In che consiste l’anestesia a cui ci sottoponiamo quando accade che dobbiamo essere operati?
La prima tappa è la premedicazione.
Serve a tranquillizzare il malato, a indurre uno stato di sonnolenza, a metterlo al riparo da possibili effetti indesiderati dei farmaci che saranno poi usati. Tutto questo si ottiene con una benzodiazepina ( midezolam) e con l’atropina.
La seconda tappa è l’induzione dell’anestesia
Attraverso il catetere venoso già usato nel tempo precedente si iniettano farmaci che servono per abolire il dolore, provocare una perdita della coscienza, e rilassare tutta la muscolatura del corpo. Sono un oppiaceo (fentanyl), un barbiturico (diprivan), un curaro (rocuronio). A questo punto si introduce attraverso la bocca un tubo, di materiale morbido non traumatico, una volta di gomma , oggi di materiale plastico, che raggiunge la trachea. Una volta attaccato al respiratore permette al paziente di respirare, perché da solo non ce la farebbe a causa dello stato di incoscienza indotto. Il respiratore è una macchina complessa che consente di erogare una miscela di aria e ossigeno e un gas ( sevorane) che mantiene l’anestesia. Oltre che insufflare aria e gas il respiratore è dotato di monitor che controllano la pressione del sangue , l’ossigenazione, l’attività cardiaca e le altre principali funzioni dell’organismo.
La terza tappa è il mantenimento dell’anestesia
Come si è detto lo si fa attraverso l’aggiunta alla miscela di aria e ossigeno, che viene insufflata nel paziente, un gas anestetico (sevorane).
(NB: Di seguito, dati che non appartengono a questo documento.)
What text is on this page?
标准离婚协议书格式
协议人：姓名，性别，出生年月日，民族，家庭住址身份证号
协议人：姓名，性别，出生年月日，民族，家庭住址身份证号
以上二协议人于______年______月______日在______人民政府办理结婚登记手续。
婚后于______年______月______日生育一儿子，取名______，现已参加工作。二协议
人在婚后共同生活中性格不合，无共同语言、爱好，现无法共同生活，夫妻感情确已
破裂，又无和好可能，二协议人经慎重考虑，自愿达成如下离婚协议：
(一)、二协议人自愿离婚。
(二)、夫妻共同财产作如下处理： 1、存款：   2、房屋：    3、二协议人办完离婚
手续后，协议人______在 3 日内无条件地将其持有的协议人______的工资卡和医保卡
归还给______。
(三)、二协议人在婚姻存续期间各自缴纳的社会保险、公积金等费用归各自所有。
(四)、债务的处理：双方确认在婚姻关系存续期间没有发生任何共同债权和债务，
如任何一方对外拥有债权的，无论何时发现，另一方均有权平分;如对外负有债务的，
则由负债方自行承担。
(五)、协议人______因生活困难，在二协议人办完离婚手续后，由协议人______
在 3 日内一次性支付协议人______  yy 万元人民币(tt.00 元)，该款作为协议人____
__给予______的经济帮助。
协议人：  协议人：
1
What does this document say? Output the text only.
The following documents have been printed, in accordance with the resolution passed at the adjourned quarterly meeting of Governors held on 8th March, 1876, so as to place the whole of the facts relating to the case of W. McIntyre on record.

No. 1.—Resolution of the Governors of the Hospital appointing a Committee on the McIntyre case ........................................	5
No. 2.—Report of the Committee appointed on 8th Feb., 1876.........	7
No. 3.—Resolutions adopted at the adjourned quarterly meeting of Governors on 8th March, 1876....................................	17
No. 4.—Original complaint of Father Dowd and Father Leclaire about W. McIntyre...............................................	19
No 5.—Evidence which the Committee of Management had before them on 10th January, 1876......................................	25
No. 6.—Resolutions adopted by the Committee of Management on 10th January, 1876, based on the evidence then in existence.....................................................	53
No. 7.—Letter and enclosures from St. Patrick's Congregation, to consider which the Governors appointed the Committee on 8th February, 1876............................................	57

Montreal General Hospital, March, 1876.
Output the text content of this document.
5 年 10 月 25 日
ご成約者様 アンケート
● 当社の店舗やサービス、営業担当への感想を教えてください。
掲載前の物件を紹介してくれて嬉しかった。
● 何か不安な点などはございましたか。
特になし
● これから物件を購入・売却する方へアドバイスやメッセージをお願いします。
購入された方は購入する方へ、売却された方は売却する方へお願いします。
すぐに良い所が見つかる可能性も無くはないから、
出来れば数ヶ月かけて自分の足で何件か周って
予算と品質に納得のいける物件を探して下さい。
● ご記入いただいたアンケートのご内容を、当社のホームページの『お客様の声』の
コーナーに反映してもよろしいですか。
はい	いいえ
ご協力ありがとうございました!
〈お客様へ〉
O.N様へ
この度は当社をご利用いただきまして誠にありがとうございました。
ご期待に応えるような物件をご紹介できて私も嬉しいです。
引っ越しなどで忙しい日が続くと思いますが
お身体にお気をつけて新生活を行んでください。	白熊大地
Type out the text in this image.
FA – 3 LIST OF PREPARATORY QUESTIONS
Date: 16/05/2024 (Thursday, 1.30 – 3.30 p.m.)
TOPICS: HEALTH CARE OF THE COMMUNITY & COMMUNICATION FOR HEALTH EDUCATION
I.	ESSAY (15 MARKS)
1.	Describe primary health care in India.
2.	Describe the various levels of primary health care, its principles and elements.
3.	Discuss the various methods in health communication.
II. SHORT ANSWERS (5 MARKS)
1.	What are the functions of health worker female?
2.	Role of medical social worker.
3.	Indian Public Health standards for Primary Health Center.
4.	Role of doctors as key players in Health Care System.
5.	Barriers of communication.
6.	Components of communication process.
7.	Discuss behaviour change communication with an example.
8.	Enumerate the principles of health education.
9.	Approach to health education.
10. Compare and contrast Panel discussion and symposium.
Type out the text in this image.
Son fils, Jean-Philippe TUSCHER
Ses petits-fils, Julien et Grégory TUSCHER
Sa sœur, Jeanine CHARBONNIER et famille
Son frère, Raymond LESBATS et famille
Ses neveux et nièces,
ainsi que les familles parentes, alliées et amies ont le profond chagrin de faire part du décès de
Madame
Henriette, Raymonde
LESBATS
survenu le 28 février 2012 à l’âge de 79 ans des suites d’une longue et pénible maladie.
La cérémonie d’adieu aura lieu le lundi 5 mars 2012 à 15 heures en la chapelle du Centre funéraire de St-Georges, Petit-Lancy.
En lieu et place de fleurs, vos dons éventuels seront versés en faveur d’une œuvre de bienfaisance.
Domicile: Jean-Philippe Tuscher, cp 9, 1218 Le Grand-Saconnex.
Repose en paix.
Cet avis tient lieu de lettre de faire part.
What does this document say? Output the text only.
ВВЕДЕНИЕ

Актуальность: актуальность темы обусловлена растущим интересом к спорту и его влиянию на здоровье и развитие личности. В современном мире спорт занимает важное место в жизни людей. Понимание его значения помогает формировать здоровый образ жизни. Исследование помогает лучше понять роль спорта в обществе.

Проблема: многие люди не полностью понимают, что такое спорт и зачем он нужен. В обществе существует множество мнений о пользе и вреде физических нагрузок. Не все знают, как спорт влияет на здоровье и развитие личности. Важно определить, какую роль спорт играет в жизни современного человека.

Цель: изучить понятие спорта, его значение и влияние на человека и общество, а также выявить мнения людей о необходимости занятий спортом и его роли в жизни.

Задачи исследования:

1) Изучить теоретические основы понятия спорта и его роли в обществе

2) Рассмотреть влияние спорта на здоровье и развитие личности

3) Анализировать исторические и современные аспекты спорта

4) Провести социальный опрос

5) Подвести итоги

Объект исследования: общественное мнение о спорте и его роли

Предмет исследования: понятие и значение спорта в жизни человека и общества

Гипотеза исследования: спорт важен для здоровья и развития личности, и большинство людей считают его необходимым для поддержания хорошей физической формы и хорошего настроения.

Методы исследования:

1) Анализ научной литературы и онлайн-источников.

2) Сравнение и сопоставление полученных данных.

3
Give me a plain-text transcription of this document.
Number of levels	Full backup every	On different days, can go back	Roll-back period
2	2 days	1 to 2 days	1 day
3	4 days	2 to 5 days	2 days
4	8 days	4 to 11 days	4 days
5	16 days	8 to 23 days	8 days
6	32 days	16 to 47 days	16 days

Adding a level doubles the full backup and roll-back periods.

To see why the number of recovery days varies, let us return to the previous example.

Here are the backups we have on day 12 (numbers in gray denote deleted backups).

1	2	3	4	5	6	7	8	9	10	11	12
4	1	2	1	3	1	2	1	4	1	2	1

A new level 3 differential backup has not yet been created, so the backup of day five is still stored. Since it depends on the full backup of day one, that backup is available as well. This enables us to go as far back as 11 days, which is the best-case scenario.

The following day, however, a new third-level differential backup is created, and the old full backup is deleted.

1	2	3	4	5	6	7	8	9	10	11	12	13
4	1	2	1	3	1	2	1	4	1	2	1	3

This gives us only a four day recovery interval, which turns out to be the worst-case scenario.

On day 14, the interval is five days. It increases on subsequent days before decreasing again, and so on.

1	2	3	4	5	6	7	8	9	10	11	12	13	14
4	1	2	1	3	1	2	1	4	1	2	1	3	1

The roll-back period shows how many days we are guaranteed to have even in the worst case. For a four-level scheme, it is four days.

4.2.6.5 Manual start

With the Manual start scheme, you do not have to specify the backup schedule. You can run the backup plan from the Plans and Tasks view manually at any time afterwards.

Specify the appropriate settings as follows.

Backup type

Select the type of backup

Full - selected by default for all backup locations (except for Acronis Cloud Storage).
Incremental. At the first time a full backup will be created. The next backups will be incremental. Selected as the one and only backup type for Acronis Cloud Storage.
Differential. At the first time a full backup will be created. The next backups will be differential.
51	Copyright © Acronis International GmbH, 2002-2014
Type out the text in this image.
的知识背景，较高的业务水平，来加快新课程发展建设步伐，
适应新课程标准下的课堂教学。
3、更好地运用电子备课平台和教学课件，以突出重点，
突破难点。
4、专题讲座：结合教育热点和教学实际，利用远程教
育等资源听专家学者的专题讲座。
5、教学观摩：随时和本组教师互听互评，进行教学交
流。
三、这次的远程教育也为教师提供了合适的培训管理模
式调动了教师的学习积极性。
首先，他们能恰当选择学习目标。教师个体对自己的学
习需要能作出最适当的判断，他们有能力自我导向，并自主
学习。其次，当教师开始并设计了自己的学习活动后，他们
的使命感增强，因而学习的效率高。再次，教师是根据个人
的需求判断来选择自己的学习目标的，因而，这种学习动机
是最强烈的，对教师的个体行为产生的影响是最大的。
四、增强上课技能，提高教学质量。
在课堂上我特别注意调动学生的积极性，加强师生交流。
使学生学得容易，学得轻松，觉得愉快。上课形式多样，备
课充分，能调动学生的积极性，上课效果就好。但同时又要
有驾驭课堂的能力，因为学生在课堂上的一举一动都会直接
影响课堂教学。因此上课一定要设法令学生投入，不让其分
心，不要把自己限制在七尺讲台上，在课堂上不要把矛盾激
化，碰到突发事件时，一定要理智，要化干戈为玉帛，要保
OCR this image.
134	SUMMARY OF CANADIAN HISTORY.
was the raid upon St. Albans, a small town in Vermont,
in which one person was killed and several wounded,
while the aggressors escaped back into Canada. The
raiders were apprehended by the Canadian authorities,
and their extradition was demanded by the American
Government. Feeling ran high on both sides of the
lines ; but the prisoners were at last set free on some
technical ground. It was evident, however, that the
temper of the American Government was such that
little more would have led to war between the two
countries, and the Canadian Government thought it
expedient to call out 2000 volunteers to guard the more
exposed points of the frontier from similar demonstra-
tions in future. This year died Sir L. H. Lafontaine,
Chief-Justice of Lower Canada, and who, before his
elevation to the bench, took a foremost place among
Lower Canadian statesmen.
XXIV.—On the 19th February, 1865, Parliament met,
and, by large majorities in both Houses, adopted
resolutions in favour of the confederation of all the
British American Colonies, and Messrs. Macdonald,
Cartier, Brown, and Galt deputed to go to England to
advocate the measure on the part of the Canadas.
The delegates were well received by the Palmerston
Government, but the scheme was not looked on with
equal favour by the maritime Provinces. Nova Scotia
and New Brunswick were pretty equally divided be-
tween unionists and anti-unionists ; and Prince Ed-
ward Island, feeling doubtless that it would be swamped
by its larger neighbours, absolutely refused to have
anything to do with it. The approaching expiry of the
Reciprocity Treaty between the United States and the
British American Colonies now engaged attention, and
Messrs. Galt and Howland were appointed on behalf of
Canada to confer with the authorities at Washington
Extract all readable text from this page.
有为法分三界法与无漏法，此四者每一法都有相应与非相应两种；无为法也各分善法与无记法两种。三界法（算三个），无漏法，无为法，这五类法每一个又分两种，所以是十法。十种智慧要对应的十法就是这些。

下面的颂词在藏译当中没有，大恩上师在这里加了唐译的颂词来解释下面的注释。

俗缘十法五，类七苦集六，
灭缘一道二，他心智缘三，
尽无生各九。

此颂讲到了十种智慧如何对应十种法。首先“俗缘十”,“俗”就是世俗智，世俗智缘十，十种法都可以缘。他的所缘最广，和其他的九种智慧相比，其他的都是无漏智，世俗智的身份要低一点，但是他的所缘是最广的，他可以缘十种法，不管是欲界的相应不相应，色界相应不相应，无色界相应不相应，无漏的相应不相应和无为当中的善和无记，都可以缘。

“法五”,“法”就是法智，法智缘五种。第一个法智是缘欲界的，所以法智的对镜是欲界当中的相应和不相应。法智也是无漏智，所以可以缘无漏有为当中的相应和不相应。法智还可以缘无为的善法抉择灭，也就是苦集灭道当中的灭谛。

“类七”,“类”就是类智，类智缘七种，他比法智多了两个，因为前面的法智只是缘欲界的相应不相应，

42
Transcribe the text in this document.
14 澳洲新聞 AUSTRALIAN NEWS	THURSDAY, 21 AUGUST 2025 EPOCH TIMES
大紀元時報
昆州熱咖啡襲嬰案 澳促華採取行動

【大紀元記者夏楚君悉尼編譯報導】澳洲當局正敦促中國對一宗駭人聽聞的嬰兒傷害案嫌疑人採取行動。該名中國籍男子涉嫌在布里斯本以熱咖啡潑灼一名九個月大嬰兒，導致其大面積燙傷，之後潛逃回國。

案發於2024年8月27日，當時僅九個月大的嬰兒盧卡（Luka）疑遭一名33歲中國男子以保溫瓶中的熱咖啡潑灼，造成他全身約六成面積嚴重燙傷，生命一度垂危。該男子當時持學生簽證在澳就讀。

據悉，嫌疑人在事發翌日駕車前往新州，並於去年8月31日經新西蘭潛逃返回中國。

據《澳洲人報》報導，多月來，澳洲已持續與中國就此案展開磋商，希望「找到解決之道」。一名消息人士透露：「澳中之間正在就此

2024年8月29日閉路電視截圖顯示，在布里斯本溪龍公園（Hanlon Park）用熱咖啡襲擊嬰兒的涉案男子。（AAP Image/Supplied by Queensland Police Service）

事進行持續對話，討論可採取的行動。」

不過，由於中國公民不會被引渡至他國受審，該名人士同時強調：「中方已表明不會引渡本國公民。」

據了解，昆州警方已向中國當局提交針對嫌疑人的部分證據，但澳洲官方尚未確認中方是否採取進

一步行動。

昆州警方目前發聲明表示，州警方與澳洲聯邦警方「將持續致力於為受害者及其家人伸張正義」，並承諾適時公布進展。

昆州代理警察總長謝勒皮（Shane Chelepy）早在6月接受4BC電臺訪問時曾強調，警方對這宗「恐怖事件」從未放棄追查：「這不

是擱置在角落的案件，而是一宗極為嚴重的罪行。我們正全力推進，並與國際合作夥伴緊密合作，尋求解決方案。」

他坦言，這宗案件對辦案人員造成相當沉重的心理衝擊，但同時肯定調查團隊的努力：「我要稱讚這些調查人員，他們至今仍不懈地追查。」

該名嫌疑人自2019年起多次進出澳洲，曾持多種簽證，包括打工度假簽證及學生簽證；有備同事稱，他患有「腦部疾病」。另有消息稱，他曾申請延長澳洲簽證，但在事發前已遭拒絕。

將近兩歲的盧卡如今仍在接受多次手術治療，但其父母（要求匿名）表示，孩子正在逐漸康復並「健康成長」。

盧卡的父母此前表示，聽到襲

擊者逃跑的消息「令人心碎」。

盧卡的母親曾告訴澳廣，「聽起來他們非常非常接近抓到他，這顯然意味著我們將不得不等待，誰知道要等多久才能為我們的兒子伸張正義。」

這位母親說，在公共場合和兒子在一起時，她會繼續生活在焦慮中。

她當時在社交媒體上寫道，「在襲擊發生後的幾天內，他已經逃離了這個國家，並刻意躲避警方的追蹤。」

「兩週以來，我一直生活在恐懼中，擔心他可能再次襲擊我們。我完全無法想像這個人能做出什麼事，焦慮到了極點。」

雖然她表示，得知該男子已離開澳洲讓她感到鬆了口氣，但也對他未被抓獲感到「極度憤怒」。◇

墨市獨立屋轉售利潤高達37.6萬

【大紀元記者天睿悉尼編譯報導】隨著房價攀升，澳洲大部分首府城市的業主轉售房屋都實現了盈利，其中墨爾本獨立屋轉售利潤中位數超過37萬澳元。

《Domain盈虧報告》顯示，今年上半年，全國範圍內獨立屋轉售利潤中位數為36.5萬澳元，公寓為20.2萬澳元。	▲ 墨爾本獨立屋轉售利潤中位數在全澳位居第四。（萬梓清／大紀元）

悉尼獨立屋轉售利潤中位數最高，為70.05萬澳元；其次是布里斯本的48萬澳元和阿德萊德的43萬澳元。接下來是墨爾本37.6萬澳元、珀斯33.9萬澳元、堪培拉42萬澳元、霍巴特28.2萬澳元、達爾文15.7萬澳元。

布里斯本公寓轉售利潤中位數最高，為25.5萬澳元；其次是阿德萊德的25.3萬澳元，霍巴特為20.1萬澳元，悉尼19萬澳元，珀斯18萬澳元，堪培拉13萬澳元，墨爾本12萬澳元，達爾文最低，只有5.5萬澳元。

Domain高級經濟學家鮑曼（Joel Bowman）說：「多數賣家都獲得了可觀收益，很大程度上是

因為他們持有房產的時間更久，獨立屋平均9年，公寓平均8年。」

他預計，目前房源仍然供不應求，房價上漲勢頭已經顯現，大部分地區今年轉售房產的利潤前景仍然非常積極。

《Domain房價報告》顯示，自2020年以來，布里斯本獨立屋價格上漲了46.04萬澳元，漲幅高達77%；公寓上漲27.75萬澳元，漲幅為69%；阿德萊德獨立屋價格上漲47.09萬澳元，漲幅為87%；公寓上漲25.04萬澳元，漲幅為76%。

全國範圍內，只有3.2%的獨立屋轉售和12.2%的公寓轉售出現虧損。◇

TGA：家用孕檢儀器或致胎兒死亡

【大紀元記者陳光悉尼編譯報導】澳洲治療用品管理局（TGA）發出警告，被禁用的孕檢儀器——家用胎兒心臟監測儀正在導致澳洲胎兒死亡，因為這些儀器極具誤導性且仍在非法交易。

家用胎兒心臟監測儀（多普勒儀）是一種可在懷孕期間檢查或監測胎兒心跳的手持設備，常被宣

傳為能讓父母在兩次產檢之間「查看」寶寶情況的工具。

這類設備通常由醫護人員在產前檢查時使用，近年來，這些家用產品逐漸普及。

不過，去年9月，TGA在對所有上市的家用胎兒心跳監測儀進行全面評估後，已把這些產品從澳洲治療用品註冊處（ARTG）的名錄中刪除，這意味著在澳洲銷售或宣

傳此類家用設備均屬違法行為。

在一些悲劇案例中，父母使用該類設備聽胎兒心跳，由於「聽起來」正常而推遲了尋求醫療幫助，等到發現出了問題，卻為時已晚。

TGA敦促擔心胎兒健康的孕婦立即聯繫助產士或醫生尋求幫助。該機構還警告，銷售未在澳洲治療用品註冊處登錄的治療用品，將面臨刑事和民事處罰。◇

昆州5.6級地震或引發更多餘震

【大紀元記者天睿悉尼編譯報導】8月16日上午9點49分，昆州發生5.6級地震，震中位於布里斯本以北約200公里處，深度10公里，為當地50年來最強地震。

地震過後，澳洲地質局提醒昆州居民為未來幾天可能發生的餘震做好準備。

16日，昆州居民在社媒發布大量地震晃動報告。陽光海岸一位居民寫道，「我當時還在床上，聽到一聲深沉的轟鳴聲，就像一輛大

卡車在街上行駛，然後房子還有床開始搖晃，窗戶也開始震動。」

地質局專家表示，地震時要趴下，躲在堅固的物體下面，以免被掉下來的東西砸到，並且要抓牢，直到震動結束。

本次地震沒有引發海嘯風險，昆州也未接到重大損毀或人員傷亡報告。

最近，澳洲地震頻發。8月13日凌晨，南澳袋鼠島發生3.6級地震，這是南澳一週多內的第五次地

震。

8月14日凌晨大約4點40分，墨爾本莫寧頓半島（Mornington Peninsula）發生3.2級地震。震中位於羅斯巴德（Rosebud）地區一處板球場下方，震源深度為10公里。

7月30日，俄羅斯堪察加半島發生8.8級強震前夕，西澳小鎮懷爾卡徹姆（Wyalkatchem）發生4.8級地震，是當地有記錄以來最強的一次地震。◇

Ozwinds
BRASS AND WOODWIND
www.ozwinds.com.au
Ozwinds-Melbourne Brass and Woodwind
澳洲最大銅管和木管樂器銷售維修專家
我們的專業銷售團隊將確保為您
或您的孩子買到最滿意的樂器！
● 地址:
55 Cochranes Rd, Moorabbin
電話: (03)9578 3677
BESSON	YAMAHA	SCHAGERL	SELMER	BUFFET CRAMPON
Inoltre dosi refratte di oppiacei e rilassanti muscolari per mantenere ideale il campo operatorio per il chirurgo che sta lavorando, e nel contempo un sufficiente stato di incoscienza,assenza del dolore e mantenimento dei parametri vitali per il paziente.
La quarta tappa è il risveglio
Lo si ottiene attraverso l’eliminazione di tutti i farmaci precedentemente ricordati che sono serviti per indurre e mantenere l’anestesia. In particolare attraverso il tubo endotracheale si fa respirare prevalentemente ossigeno fino a quando il paziente riprende il suo respiro spontaneo e a quel punto si toglie il tubo e l’avventura è finita.
Da tutto questo si comprendo come l’opera dell’anestesista sia importante come e più di quella del chirurgo. In qualche modo, estremizzando si potrebbe quasi dire che il chirurgo è la mano e l’anestesista la mente.